Взяв Нидию за руку, Главк побежал по коридорам и достиг темницы христианина. Он застал Олинтия на коленях, в молитве.
– Вставай, вставай! – воскликнул он – Спасайся, беги! Смотри, природа является для тебя страшным избавлением!
Он вывел изумленного христианина и показал на тучу, надвигавшуюся все темнее и темнее, сыпля пеплом и потоками лавы.
– Это перст Божий! Да будет благословенно имя Его! – набожно проговорил Олинтий.
– Беги! Ищи своих братьев! Сговорись с ними и спасайся! Прощай!
Олинтий не отвечал, как будто не глядел даже на уходившего друга. Возвышенные, торжественные помыслы поглощали его душу, и в восторге своего благодарного сердца он более восхищался милосердием Божьим, чем трепетал перед проявлением Его могущества.
Наконец он очнулся и побежал, почти сам не зная куда.

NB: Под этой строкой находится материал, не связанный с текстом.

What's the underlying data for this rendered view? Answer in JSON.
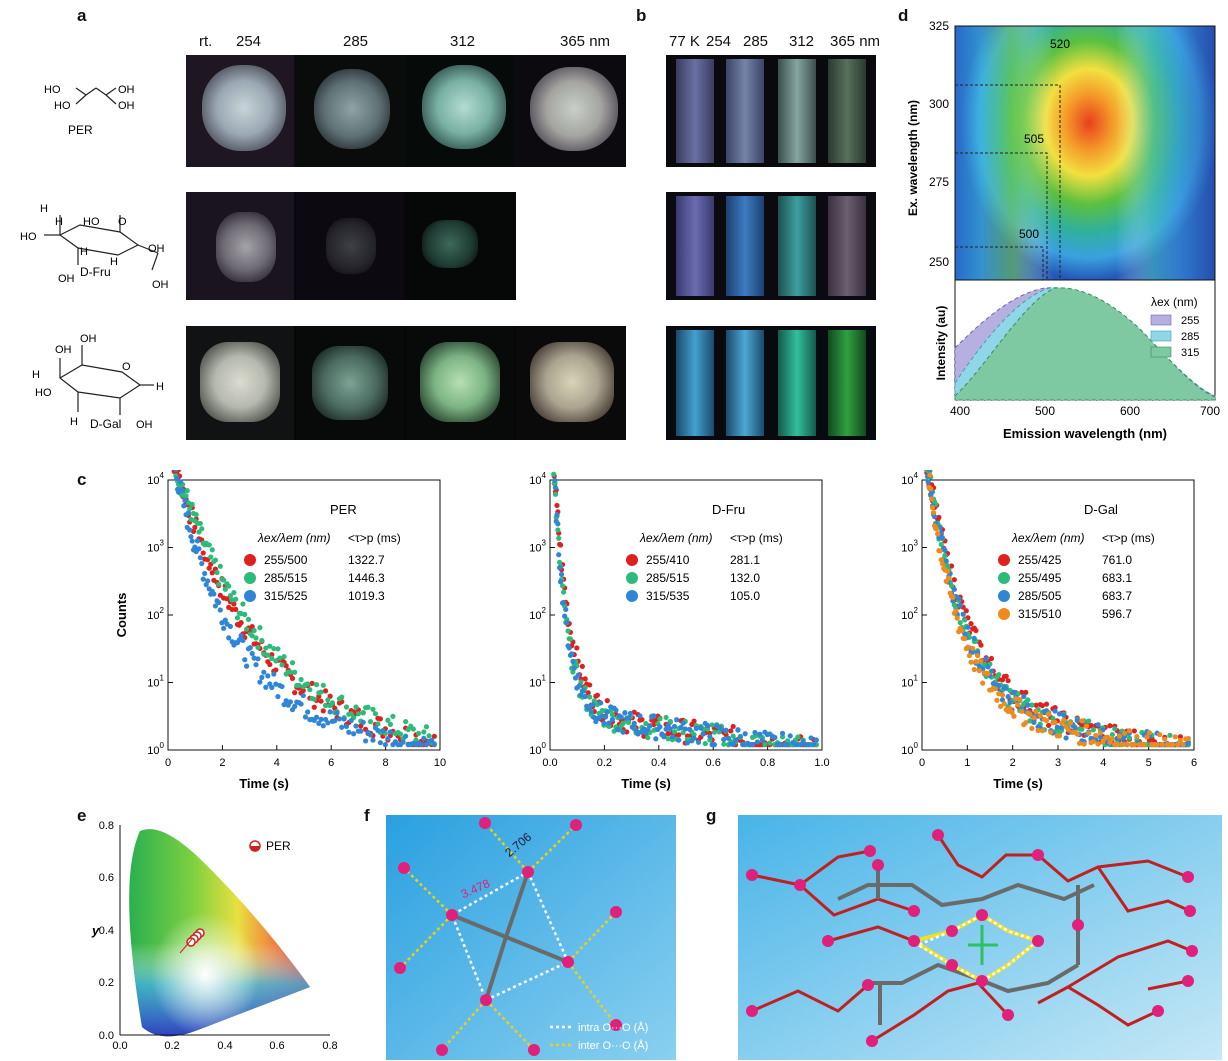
{
  "panels": {
    "a": "a",
    "b": "b",
    "c": "c",
    "d": "d",
    "e": "e",
    "f": "f",
    "g": "g"
  },
  "panel_a": {
    "wavelengths": [
      "rt.",
      "254",
      "285",
      "312",
      "365 nm"
    ],
    "molecules": [
      "PER",
      "D-Fru",
      "D-Gal"
    ]
  },
  "panel_b": {
    "wavelengths": [
      "77 K",
      "254",
      "285",
      "312",
      "365 nm"
    ]
  },
  "panel_d": {
    "ylabel": "Ex. wavelength (nm)",
    "xlabel": "Emission wavelength (nm)",
    "intensity_label": "Intensity (au)",
    "yticks": [
      "325",
      "300",
      "275",
      "250"
    ],
    "xticks": [
      "400",
      "500",
      "600",
      "700"
    ],
    "annotations": [
      "520",
      "505",
      "500"
    ],
    "legend_title": "λex (nm)",
    "legend": [
      "255",
      "285",
      "315"
    ],
    "legend_colors": [
      "#b6b0e0",
      "#8fd6e6",
      "#7ec9a2"
    ]
  },
  "panel_c": {
    "ylabel": "Counts",
    "xlabel": "Time (s)",
    "yticks": [
      "10^0",
      "10^1",
      "10^2",
      "10^3",
      "10^4"
    ],
    "header_ex": "λex/λem (nm)",
    "header_tau": "<τ>p (ms)",
    "plots": [
      {
        "title": "PER",
        "xticks": [
          "0",
          "2",
          "4",
          "6",
          "8",
          "10"
        ],
        "rows": [
          {
            "ex_em": "255/500",
            "tau": "1322.7",
            "color": "#e02020"
          },
          {
            "ex_em": "285/515",
            "tau": "1446.3",
            "color": "#2cbc7a"
          },
          {
            "ex_em": "315/525",
            "tau": "1019.3",
            "color": "#2f86d6"
          }
        ]
      },
      {
        "title": "D-Fru",
        "xticks": [
          "0.0",
          "0.2",
          "0.4",
          "0.6",
          "0.8",
          "1.0"
        ],
        "rows": [
          {
            "ex_em": "255/410",
            "tau": "281.1",
            "color": "#e02020"
          },
          {
            "ex_em": "285/515",
            "tau": "132.0",
            "color": "#2cbc7a"
          },
          {
            "ex_em": "315/535",
            "tau": "105.0",
            "color": "#2f86d6"
          }
        ]
      },
      {
        "title": "D-Gal",
        "xticks": [
          "0",
          "1",
          "2",
          "3",
          "4",
          "5",
          "6"
        ],
        "rows": [
          {
            "ex_em": "255/425",
            "tau": "761.0",
            "color": "#e02020"
          },
          {
            "ex_em": "255/495",
            "tau": "683.1",
            "color": "#2cbc7a"
          },
          {
            "ex_em": "285/505",
            "tau": "683.7",
            "color": "#2f86d6"
          },
          {
            "ex_em": "315/510",
            "tau": "596.7",
            "color": "#f08a1c"
          }
        ]
      }
    ]
  },
  "panel_e": {
    "ylabel": "y",
    "xticks": [
      "0.0",
      "0.2",
      "0.4",
      "0.6",
      "0.8"
    ],
    "yticks": [
      "0.0",
      "0.2",
      "0.4",
      "0.6",
      "0.8"
    ],
    "legend": "PER"
  },
  "panel_f": {
    "dist_inter": "2.706",
    "dist_intra": "3.478",
    "legend_intra": "intra O···O (Å)",
    "legend_inter": "inter O···O (Å)"
  },
  "chart_data": [
    {
      "type": "scatter",
      "title": "PER",
      "xlabel": "Time (s)",
      "ylabel": "Counts",
      "xlim": [
        0,
        10
      ],
      "ylim": [
        1,
        10000
      ],
      "yscale": "log",
      "series": [
        {
          "name": "255/500",
          "tau_ms": 1322.7
        },
        {
          "name": "285/515",
          "tau_ms": 1446.3
        },
        {
          "name": "315/525",
          "tau_ms": 1019.3
        }
      ]
    },
    {
      "type": "scatter",
      "title": "D-Fru",
      "xlabel": "Time (s)",
      "ylabel": "",
      "xlim": [
        0,
        1.0
      ],
      "ylim": [
        1,
        10000
      ],
      "yscale": "log",
      "series": [
        {
          "name": "255/410",
          "tau_ms": 281.1
        },
        {
          "name": "285/515",
          "tau_ms": 132.0
        },
        {
          "name": "315/535",
          "tau_ms": 105.0
        }
      ]
    },
    {
      "type": "scatter",
      "title": "D-Gal",
      "xlabel": "Time (s)",
      "ylabel": "",
      "xlim": [
        0,
        6
      ],
      "ylim": [
        1,
        10000
      ],
      "yscale": "log",
      "series": [
        {
          "name": "255/425",
          "tau_ms": 761.0
        },
        {
          "name": "255/495",
          "tau_ms": 683.1
        },
        {
          "name": "285/505",
          "tau_ms": 683.7
        },
        {
          "name": "315/510",
          "tau_ms": 596.7
        }
      ]
    },
    {
      "type": "area",
      "title": "",
      "xlabel": "Emission wavelength (nm)",
      "ylabel": "Intensity (au)",
      "xlim": [
        400,
        700
      ],
      "series": [
        {
          "name": "255",
          "peak_nm": 500
        },
        {
          "name": "285",
          "peak_nm": 505
        },
        {
          "name": "315",
          "peak_nm": 520
        }
      ]
    }
  ]
}
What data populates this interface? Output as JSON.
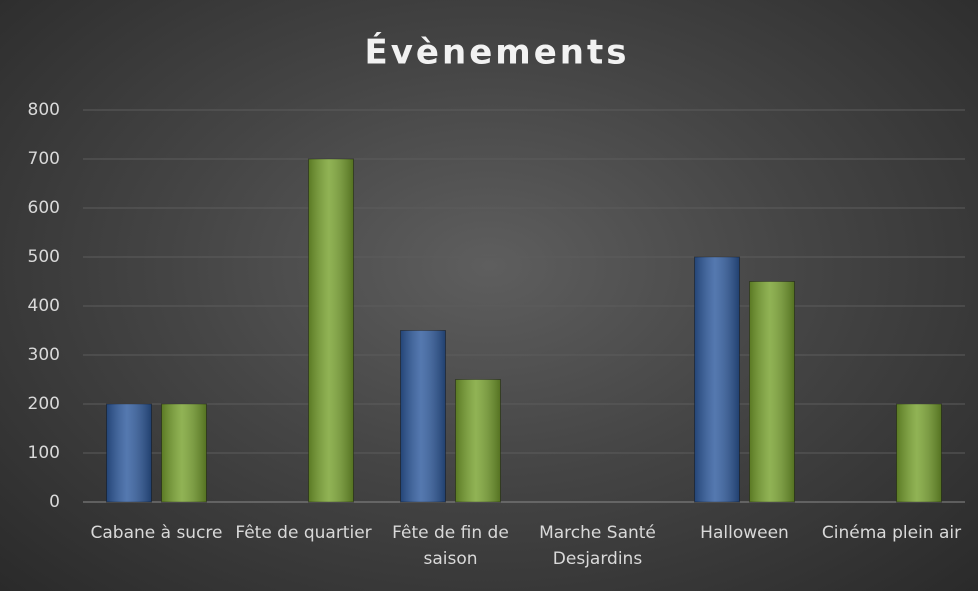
{
  "chart_data": {
    "type": "bar",
    "title": "Évènements",
    "categories": [
      "Cabane à sucre",
      "Fête de quartier",
      "Fête de fin de saison",
      "Marche Santé Desjardins",
      "Halloween",
      "Cinéma plein air"
    ],
    "series": [
      {
        "color": "#2f5b9e",
        "values": [
          200,
          null,
          350,
          null,
          500,
          null
        ]
      },
      {
        "color": "#78a22f",
        "values": [
          200,
          700,
          250,
          null,
          450,
          200
        ]
      }
    ],
    "ylim": [
      0,
      800
    ],
    "yticks": [
      0,
      100,
      200,
      300,
      400,
      500,
      600,
      700,
      800
    ],
    "grid": true
  }
}
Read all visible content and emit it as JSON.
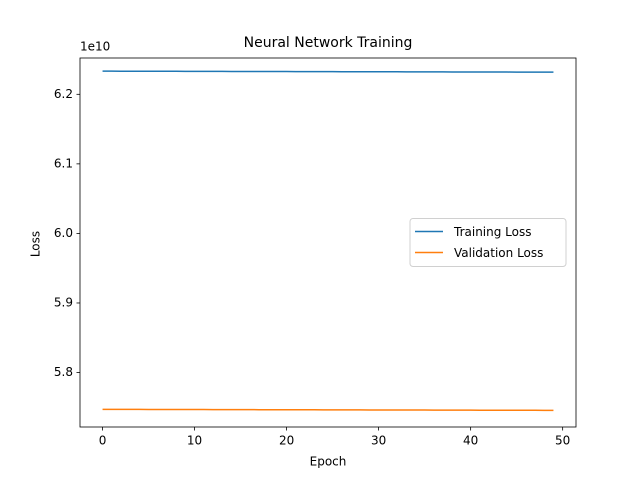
{
  "chart_data": {
    "type": "line",
    "title": "Neural Network Training",
    "xlabel": "Epoch",
    "ylabel": "Loss",
    "y_offset_label": "1e10",
    "x": [
      0,
      1,
      2,
      3,
      4,
      5,
      6,
      7,
      8,
      9,
      10,
      11,
      12,
      13,
      14,
      15,
      16,
      17,
      18,
      19,
      20,
      21,
      22,
      23,
      24,
      25,
      26,
      27,
      28,
      29,
      30,
      31,
      32,
      33,
      34,
      35,
      36,
      37,
      38,
      39,
      40,
      41,
      42,
      43,
      44,
      45,
      46,
      47,
      48,
      49
    ],
    "series": [
      {
        "name": "Training Loss",
        "color": "#1f77b4",
        "values": [
          6.2333,
          6.23327,
          6.23324,
          6.23321,
          6.23318,
          6.23315,
          6.23312,
          6.23309,
          6.23306,
          6.23303,
          6.233,
          6.23297,
          6.23294,
          6.23291,
          6.23288,
          6.23285,
          6.23282,
          6.23279,
          6.23276,
          6.23273,
          6.2327,
          6.23267,
          6.23264,
          6.23261,
          6.23258,
          6.23255,
          6.23252,
          6.23249,
          6.23246,
          6.23243,
          6.2324,
          6.23237,
          6.23234,
          6.23231,
          6.23228,
          6.23225,
          6.23222,
          6.23219,
          6.23216,
          6.23213,
          6.2321,
          6.23207,
          6.23204,
          6.23201,
          6.23198,
          6.23195,
          6.23192,
          6.23189,
          6.23186,
          6.23183
        ]
      },
      {
        "name": "Validation Loss",
        "color": "#ff7f0e",
        "values": [
          5.7471,
          5.74707,
          5.74704,
          5.74701,
          5.74698,
          5.74695,
          5.74692,
          5.74689,
          5.74686,
          5.74683,
          5.7468,
          5.74677,
          5.74674,
          5.74671,
          5.74668,
          5.74665,
          5.74662,
          5.74659,
          5.74656,
          5.74653,
          5.7465,
          5.74647,
          5.74644,
          5.74641,
          5.74638,
          5.74635,
          5.74632,
          5.74629,
          5.74626,
          5.74623,
          5.7462,
          5.74617,
          5.74614,
          5.74611,
          5.74608,
          5.74605,
          5.74602,
          5.74599,
          5.74596,
          5.74593,
          5.7459,
          5.74587,
          5.74584,
          5.74581,
          5.74578,
          5.74575,
          5.74572,
          5.74569,
          5.74566,
          5.74563
        ]
      }
    ],
    "xlim": [
      -2.45,
      51.45
    ],
    "xticks": [
      0,
      10,
      20,
      30,
      40,
      50
    ],
    "ylim": [
      5.7217,
      6.2522
    ],
    "yticks": [
      5.8,
      5.9,
      {
        "value": 6,
        "label": "6.0"
      },
      6.1,
      6.2
    ],
    "grid": false,
    "legend": "center right"
  }
}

На пути глазам его представилась распахнутая настежь, мрачная, печальная каморка. В потемках слабо мерцала одинокая лампа. При свете ее он увидел три обнаженных тела безжизненно распростертых на полу. Вдруг Олинтий невольно остановился. Среди ужасов этого страшного логовища-сполиариума арены он услыхал голос, призывающий имя Христово!
Он не мог устоять против этого голоса, вошел в дверь и попал ногами в потоки густой крови, вылившиеся из раненых тел на песок.
– Кто здесь призывает Сына Божьего? – спросил назареянин.
Ответа не было. Обернувшись, Олинтий увидел при свете лампы седовласого старика, сидевшего на полу и державшего на коленях голову одного из мертвецов. Черты покойника застыли в неподвижности последнего сна. Но на губах его еще играла злобная улыбка, не улыбка христианской надежды, а мрачная усмешка ненависти и недоверия. Однако лицо его еще имело прелестные, округленные очертания ранней юности. Волосы, густые и блестящие, вились кудрями над гладким лбом, а пушок возмужалого возраста лишь слегка оттенял мрамор бескровных щек. Над этим лицом склонилось другое, полное такой невыразимой грусти, такой страстной нежности, такого безотрадного глубокого горя! Горячие слезы старика сыпались градом, но он их не чувствовал. Губы его машинально шептали молитву своей милосердной, всепрощающей веры, но ни сердце его, ни сознание не отвечали словам – ум его был в состоянии летаргии. Сын его умер, умер за него! И сердце старика было разбито.
– Медон, – проговорил Олинтий с состраданием. – Вставай и беги! Господь пробудил стихии! Новая Гоморра обречена на погибель! Спасайся, прежде чем пламя сожжет тебя!
– Он был так полон жизни! Он не может быть мертв! Подойди, положи руку на его сердце, наверное, оно еще бьется?
– Брат мой, душа отлетела! Мы помянем ее в наших молитвах! Ты не можешь оживить немой прах! Пойдем, пойдем! Слышишь, как трещат стены? Слышишь эти предсмертные вопли? Нельзя терять ни минуты! Идем!
– Я ничего не слышу! – сказал Медон, покачивая седой головой. – Бедный мальчик! Любовь убила его!
– Идем, идем! Прости мою дружескую настойчивость!
– Идти! Кто может разлучить отца с сыном?
И Медон, крепко сжимая тело в своих объятиях, покрывал его страстными поцелуями.
– Идти! – проговорил он, на мгновение подымая голову. – Оставь нас! Мы должны остаться наедине!
– Увы! – возразил сострадательный назареянин. – Смерть уже разлучила вас!
Старик спокойно улыбнулся.
– Нет, нет, нет! – пробормотал он, все тише и тише с каждым словом. – Смерть была великодушнее!
С этими словам голова его поникла на грудь сына, руки его выпустили тело, которое он обнимал. Олинтий схватил его за руку, – пульс перестал биться! Последние слова отца оказались истиной – смерть была великодушнее!